Reflection of Light • When light strikes a boundary, it reflects. • The angle at which the wave approaches a flat reflecting surface is equal to the angle at which the wave leaves the surface (like a bounce pass of a basketball). • Reflection results in image formation.
Refraction of Light • Light waves travel faster in air than in water and slower in glass than water. • More dense = slower light • When light enters a different medium, speed changes and it bends. • Bending of light due to change in speed = REFRACTION
Wave Interference • the phenomenon which occurs when two waves meet while traveling along the same medium • constructive = waves add to produce a larger wave • destructive = waves cancel to produce a smaller wave CONSTRUCTIVE DESTRUCTIVE
The Doppler Effect • observed whenever the source of waves is moving with respect to an observer • an apparent change in frequency occurs • toward = higher frequency • away = lower frequency
Electricity • Electrons carry a negative charge. • Lost electrons = positive charge • Gained electrons = negative charge • REMEMBER: • Like charges repel • Opposites attract
Electrical Circuits SERIES • Current flows in a closed circuit • Ohm’s Law • V = IR • Two types of circuits: • Series (single path) • Parallel (poly paths) PARALLEL
Electromagnet • One can make an electromagnet with a nail, battery, and wire • When current flows through the coiled wire, the nail becomes magnetized.
Discussion • Aristotle claimed that objects fell at a rate proportional to their weight, so that heavier objects fell faster than lighter objects.
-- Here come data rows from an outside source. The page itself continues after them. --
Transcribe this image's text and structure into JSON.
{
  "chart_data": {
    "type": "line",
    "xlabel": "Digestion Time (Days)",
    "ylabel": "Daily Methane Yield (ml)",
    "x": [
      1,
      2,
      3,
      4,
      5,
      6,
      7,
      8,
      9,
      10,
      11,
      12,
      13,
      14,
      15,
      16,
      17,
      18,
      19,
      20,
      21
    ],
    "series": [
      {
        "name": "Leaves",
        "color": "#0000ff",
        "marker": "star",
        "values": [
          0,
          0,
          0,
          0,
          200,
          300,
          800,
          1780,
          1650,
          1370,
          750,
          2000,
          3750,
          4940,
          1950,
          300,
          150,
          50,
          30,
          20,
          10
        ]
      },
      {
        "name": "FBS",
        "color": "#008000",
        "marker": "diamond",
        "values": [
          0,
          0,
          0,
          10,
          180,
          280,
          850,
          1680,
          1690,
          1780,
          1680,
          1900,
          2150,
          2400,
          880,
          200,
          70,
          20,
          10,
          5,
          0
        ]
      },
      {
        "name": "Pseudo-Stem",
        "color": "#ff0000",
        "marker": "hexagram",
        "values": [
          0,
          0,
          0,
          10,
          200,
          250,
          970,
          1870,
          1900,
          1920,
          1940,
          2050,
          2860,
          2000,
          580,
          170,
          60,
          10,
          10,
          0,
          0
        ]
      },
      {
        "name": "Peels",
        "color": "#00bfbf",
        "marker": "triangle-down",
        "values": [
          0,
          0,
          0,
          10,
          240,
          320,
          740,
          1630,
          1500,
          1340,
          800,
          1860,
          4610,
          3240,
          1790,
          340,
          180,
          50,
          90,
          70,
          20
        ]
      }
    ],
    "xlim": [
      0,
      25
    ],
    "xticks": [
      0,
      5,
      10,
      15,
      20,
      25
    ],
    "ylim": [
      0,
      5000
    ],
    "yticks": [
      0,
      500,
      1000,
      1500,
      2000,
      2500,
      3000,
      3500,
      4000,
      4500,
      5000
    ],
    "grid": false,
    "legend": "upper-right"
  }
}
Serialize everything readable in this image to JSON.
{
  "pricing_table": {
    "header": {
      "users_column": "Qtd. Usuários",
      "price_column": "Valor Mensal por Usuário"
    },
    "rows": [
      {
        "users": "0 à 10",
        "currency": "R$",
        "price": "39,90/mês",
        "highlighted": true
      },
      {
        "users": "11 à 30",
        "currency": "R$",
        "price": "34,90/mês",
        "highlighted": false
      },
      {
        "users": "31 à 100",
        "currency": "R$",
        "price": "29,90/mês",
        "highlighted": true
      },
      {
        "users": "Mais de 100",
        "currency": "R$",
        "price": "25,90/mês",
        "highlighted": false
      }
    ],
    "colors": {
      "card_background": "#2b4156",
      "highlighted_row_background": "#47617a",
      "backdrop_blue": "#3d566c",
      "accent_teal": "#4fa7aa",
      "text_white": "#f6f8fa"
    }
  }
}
Explain why you think he was correct or he was wrong. How could one determine whether or not he was correct?
Lesson Summarized • Write a sentence that explains the system being discussed. • Draw a graphic organizer for each system in this lesson. Show the relationship of the parts of the system to the whole within each system.
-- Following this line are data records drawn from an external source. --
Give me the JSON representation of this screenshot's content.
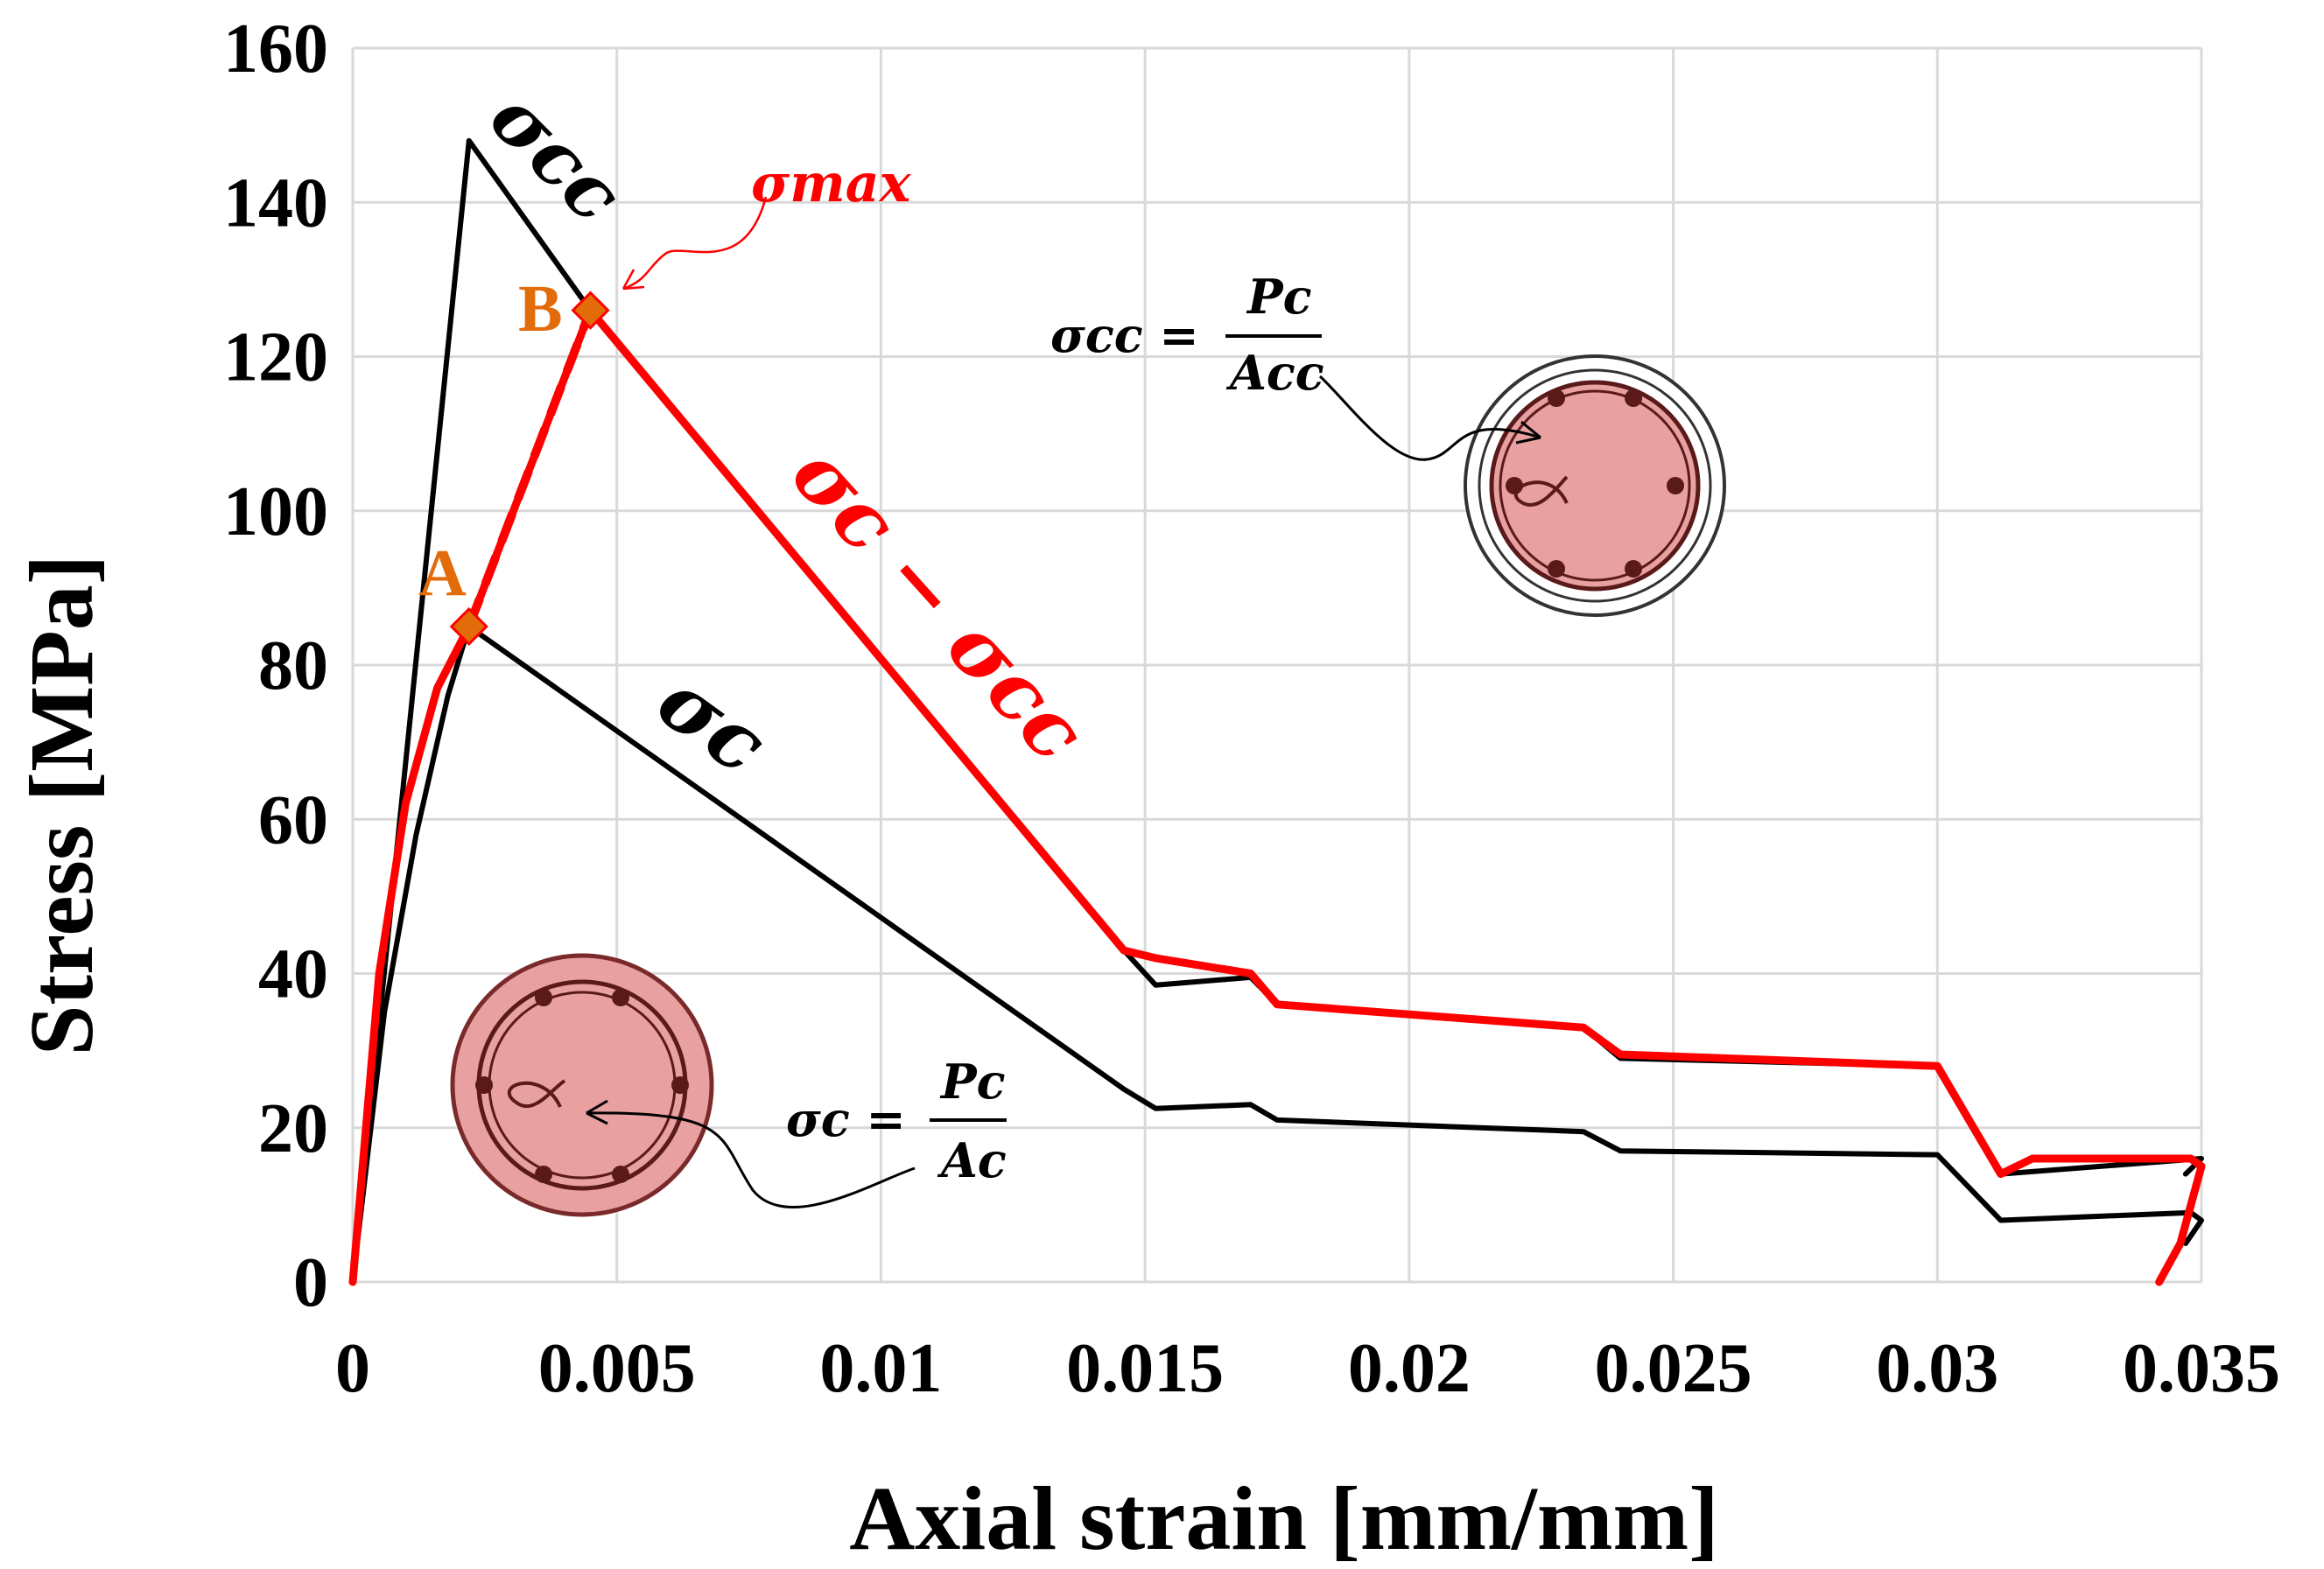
{
  "chart_data": {
    "type": "line",
    "xlabel": "Axial strain [mm/mm]",
    "ylabel": "Stress [MPa]",
    "xlim": [
      0,
      0.035
    ],
    "ylim": [
      0,
      160
    ],
    "xticks": [
      "0",
      "0.005",
      "0.01",
      "0.015",
      "0.02",
      "0.025",
      "0.03",
      "0.035"
    ],
    "yticks": [
      "0",
      "20",
      "40",
      "60",
      "80",
      "100",
      "120",
      "140",
      "160"
    ],
    "grid": true,
    "series": [
      {
        "name": "σcc",
        "color": "#000000",
        "x": [
          0,
          0.0022,
          0.0045,
          0.0146,
          0.0152,
          0.017,
          0.0175,
          0.0233,
          0.024,
          0.03,
          0.0312,
          0.035,
          0.0347
        ],
        "y": [
          0,
          148,
          126,
          43,
          38.5,
          39.5,
          36,
          33,
          29,
          28,
          14,
          16,
          14
        ]
      },
      {
        "name": "σc",
        "color": "#000000",
        "x": [
          0,
          0.0006,
          0.0012,
          0.0018,
          0.0022,
          0.0146,
          0.0152,
          0.017,
          0.0175,
          0.0233,
          0.024,
          0.03,
          0.0312,
          0.0348,
          0.035,
          0.0347
        ],
        "y": [
          0,
          35,
          58,
          76,
          85,
          25,
          22.5,
          23,
          21,
          19.5,
          17,
          16.5,
          8,
          9,
          8,
          5
        ]
      },
      {
        "name": "σc − σcc",
        "color": "#FF0000",
        "x": [
          0,
          0.0005,
          0.001,
          0.0016,
          0.0022,
          0.0045,
          0.0146,
          0.0152,
          0.017,
          0.0175,
          0.0233,
          0.024,
          0.03,
          0.0312,
          0.0318,
          0.0348,
          0.035,
          0.0346,
          0.0342
        ],
        "y": [
          0,
          40,
          62,
          77,
          85,
          126,
          43,
          42,
          40,
          36,
          33,
          29.5,
          28,
          14,
          16,
          16,
          15,
          5,
          0
        ]
      },
      {
        "name": "A-B",
        "color": "#FF0000",
        "dashed": true,
        "x": [
          0.0022,
          0.0045
        ],
        "y": [
          85,
          126
        ]
      }
    ],
    "points": [
      {
        "label": "A",
        "x": 0.0022,
        "y": 85
      },
      {
        "label": "B",
        "x": 0.0045,
        "y": 126
      }
    ],
    "annotations": {
      "sigma_cc": "σcc",
      "sigma_c": "σc",
      "sigma_diff": "σc − σcc",
      "sigma_max": "σmax",
      "formula_cc": {
        "lhs": "σcc =",
        "num": "Pc",
        "den": "Acc"
      },
      "formula_c": {
        "lhs": "σc =",
        "num": "Pc",
        "den": "Ac"
      }
    }
  }
}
Short Quiz Answers • A force is a push or a pull. Unbalanced (net) forces result in acceleration. • The object ejected from a spacecraft near Earth will most likely fall into the Earth due to gravity while the object ejected in deep space will travel at a constant speed until acted on by an unbalanced force (Newton's First Law of Motion). • Sound and ocean waves are both mechanical waves because they both require matter to transmit energy. • Light and sound both transfer energy, but light does not require matter to transfer energy while sound does. In other words, light waves will travel in a vacuum while sound waves will not.